You’ve said that Chicago heavily informs the record, which is at once sleek and abrasive. Is that reflective of how you view the city itself, culturally, architecturally?

Michael Vallera, guitar/vocals: I think the city informs the record in the sense that we are always observing and talking about how it functions on a day-to-day basis. The way the severity of the seasons wears on the infrastructure, or how the whole place just terminates into the lake in a series of giant concrete partitions. There is always a combination of beauty and decay. I think that can be said for many places, but the way in which it happens here is something that definitely influences the aesthetics of the band.

The Midwest and Chicago specifically has had a long history of interesting underground music with its own character. What do you think sets Chicago apart from other scenes throughout the U.S.?

MV: I’m not sure there is a way to objectively answer that, but I do believe the music and art in a particular place is largely informed by its environment. Chicago is a working class city built on what seems like an endless grid. I think there is a particular attitude towards making music here built on that ethos of workmanship, and no-nonsense approach to creating something.

Is there something particular that draws you to the tension and sometimes harsh aesthetics of the record?

Michael John Grant, bass: It comes out organically. I don’t necessarily know what that says about our personalities, but everything on the record is a true representation of us in one way or another. I think we all have tension to deal with, but this is our way of explaining it.

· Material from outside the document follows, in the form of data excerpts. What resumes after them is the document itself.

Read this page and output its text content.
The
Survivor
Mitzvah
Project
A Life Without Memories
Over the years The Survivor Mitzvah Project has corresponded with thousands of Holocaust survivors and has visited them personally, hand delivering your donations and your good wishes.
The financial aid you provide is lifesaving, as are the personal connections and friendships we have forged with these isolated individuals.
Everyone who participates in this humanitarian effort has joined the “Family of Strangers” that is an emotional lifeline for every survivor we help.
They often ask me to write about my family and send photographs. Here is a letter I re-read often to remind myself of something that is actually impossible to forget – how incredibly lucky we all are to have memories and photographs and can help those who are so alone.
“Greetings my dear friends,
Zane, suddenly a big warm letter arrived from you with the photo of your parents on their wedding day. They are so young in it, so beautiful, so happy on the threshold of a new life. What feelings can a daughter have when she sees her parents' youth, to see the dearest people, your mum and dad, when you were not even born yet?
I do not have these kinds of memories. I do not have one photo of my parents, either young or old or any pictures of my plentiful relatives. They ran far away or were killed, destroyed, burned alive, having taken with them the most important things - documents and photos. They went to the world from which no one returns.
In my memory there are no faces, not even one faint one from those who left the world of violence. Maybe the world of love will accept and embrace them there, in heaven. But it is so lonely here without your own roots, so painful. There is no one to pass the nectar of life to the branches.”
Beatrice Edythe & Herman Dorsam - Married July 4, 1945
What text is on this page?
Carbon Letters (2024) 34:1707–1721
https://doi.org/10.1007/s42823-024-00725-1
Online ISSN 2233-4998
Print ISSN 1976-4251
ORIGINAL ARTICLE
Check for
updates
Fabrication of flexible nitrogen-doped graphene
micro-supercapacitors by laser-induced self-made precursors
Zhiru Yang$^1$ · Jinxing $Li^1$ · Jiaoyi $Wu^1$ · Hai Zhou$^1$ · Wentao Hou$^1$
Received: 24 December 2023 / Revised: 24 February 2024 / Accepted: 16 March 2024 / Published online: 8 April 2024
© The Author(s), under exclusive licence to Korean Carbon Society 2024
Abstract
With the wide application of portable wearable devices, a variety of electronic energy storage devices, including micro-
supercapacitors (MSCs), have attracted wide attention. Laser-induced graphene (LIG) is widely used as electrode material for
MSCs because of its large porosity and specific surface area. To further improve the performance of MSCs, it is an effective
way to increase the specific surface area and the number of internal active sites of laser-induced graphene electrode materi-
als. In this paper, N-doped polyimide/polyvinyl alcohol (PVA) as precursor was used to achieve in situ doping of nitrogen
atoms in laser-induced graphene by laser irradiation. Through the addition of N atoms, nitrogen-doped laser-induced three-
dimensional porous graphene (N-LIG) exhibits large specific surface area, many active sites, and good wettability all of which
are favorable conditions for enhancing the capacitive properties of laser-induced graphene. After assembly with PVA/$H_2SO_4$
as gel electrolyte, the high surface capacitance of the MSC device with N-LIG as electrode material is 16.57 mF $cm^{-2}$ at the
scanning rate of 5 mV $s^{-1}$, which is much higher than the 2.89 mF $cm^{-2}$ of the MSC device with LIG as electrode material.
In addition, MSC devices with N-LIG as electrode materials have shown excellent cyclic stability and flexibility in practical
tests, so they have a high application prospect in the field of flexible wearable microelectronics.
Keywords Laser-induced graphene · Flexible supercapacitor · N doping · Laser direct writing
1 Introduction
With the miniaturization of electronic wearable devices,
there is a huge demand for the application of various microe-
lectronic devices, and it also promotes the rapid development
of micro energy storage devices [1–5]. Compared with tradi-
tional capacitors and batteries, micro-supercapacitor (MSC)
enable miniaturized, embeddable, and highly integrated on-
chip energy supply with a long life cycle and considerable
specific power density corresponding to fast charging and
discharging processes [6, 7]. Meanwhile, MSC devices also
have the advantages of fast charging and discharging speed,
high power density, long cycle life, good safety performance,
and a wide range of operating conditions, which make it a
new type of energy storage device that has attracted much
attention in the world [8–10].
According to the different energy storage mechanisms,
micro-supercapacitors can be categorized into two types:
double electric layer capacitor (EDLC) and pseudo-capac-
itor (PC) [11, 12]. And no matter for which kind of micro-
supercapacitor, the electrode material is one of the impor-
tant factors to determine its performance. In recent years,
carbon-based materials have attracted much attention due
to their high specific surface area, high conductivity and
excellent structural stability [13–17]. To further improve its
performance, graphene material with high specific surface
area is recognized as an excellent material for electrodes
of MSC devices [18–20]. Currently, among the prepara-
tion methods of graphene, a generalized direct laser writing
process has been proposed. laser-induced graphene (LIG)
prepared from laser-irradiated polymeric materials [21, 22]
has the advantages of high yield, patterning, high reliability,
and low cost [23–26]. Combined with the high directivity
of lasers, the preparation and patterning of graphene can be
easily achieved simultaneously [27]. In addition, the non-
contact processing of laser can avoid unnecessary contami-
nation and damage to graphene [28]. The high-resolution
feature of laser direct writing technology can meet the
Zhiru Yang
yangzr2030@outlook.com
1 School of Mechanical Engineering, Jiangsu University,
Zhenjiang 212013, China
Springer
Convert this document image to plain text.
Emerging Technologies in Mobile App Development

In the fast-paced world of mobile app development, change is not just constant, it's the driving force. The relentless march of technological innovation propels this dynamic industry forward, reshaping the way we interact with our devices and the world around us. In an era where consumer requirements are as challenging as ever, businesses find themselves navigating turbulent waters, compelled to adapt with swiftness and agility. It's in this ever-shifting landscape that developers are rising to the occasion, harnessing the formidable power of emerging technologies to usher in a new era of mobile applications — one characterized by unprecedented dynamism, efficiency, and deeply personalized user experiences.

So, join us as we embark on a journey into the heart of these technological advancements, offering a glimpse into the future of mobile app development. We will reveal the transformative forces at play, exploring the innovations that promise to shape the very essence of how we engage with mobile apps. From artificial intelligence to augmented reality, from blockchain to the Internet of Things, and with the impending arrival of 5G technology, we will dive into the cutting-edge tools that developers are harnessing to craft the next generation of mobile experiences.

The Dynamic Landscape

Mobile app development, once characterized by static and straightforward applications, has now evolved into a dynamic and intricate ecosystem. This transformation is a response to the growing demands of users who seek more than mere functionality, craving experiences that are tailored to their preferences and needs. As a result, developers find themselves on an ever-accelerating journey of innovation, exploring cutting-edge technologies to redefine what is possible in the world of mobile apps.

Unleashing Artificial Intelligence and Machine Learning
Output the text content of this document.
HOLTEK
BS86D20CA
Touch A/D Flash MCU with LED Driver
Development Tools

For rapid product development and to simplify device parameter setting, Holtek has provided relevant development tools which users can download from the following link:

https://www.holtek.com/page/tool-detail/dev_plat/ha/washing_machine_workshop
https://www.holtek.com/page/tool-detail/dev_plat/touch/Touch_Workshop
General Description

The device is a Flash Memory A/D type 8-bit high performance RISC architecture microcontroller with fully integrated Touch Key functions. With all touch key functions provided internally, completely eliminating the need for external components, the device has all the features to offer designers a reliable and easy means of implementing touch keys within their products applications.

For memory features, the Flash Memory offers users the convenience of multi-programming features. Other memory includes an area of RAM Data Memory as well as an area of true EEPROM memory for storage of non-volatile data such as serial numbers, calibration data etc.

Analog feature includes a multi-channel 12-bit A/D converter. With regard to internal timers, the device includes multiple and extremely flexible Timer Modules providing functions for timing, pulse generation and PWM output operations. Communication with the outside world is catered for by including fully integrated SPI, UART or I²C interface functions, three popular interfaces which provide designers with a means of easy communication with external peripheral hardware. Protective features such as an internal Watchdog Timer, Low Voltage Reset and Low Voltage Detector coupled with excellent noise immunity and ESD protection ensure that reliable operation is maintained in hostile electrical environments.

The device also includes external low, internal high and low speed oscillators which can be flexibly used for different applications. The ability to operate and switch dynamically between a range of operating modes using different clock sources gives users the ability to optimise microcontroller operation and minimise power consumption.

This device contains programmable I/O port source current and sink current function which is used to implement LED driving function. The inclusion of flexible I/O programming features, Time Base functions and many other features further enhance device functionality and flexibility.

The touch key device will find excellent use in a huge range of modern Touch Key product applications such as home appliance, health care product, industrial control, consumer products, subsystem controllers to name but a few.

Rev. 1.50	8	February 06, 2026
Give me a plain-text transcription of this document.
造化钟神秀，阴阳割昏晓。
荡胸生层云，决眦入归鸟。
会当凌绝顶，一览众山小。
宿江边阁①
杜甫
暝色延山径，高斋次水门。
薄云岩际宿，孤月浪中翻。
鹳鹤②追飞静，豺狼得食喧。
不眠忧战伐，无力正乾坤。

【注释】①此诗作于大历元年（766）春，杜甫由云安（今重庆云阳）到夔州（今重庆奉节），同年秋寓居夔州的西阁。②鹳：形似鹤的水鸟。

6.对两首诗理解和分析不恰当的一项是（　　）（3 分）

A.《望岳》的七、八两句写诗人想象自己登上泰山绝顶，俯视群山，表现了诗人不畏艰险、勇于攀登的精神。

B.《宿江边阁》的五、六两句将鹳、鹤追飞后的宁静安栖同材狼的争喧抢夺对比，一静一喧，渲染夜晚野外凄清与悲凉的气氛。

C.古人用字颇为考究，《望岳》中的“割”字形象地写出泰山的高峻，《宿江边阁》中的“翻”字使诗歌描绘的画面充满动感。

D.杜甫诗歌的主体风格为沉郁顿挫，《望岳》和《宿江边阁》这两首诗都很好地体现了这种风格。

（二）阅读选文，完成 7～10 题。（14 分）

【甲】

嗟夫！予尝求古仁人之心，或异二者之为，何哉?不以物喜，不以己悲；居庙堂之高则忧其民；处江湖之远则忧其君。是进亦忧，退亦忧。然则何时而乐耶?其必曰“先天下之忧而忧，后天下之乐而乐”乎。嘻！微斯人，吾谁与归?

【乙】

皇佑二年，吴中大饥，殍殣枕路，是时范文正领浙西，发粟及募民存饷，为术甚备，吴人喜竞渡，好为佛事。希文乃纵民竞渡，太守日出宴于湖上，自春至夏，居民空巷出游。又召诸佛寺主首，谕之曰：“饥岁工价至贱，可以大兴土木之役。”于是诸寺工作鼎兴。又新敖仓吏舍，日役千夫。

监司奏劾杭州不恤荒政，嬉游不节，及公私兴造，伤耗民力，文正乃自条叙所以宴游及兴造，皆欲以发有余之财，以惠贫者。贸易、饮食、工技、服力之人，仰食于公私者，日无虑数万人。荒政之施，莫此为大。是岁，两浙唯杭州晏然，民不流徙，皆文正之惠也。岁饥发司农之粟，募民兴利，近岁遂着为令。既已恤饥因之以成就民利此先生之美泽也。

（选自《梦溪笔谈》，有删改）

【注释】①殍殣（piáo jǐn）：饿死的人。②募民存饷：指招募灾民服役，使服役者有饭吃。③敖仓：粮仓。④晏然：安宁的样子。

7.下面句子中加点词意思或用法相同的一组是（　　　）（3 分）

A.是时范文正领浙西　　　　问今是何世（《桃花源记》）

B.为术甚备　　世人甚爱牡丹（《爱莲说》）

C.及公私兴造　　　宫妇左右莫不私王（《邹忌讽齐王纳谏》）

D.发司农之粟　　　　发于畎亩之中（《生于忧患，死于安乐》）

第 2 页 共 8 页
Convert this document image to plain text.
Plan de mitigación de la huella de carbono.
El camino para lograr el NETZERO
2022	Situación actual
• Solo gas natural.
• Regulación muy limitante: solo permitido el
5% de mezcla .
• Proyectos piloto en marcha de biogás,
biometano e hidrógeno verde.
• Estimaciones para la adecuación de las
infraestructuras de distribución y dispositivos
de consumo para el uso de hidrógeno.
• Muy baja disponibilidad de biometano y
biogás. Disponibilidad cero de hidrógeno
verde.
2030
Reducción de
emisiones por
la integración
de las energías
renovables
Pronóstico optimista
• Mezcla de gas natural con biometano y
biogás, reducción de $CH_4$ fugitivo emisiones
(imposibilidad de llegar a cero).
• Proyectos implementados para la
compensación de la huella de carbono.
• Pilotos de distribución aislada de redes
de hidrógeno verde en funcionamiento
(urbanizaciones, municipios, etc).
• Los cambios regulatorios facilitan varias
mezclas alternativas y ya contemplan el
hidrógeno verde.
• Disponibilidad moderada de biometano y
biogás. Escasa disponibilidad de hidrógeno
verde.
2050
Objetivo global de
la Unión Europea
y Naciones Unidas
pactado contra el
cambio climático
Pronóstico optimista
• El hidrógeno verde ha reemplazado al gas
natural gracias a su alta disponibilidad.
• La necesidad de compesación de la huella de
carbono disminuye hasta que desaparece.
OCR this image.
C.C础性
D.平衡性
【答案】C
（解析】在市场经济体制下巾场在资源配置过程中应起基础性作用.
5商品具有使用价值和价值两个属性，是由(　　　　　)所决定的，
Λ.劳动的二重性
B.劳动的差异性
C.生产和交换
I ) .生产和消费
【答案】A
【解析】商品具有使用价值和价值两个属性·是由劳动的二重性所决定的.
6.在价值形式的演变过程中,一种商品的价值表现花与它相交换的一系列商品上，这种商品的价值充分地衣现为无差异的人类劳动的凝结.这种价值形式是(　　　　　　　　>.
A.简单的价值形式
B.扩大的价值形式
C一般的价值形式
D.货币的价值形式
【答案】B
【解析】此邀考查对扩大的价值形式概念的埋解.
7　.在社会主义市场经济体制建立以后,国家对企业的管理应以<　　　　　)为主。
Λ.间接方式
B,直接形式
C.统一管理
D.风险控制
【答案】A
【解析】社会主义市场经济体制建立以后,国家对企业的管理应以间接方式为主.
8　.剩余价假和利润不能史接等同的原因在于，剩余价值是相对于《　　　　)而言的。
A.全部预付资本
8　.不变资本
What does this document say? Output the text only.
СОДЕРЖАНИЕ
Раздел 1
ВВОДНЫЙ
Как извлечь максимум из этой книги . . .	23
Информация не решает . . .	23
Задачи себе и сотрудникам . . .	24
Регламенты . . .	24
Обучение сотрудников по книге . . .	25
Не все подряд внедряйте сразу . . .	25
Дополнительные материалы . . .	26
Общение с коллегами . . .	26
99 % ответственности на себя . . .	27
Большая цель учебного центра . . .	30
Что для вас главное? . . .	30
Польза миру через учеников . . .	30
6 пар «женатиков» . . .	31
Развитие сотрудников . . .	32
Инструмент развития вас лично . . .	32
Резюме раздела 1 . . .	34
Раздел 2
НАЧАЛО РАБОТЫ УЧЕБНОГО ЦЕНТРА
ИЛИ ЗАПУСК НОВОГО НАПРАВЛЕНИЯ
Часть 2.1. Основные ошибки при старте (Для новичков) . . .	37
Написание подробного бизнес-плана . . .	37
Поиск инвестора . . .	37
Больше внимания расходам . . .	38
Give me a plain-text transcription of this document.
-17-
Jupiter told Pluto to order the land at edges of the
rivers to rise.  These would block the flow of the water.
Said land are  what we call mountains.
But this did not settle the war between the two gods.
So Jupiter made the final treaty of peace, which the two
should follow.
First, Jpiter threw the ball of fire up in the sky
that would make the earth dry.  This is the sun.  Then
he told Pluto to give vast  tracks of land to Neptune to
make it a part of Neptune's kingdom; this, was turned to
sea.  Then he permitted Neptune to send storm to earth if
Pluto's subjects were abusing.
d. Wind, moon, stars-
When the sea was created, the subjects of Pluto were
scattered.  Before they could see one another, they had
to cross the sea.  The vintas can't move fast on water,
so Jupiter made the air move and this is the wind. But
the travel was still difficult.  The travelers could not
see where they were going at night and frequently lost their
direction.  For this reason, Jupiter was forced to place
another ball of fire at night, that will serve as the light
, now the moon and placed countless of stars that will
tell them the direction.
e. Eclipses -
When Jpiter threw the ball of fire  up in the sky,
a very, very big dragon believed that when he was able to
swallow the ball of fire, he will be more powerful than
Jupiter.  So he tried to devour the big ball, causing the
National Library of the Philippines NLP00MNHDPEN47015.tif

Does taking a less-is-more approach become more challenging over time, or are you always seeing new possibilities the longer you cultivate and develop Luggage’s sound?

LC: Part of what makes playing in this band so satisfying is trying to find new ways to create more with less. I feel that as far as that goes, the possibilities are endless. With each of our releases, the approach becomes more raw and stripped down, and I feel like we can keep going in that direction while still keeping the songs powerful and interesting.

What do you want listeners to take away from hearing Shift?

MJG: I want people to understand the lack of a filter, and that there is nothing false about the music and the people making it. We lay everything out for you to really inspect what we are doing and have nothing to hide in our songwriting or production.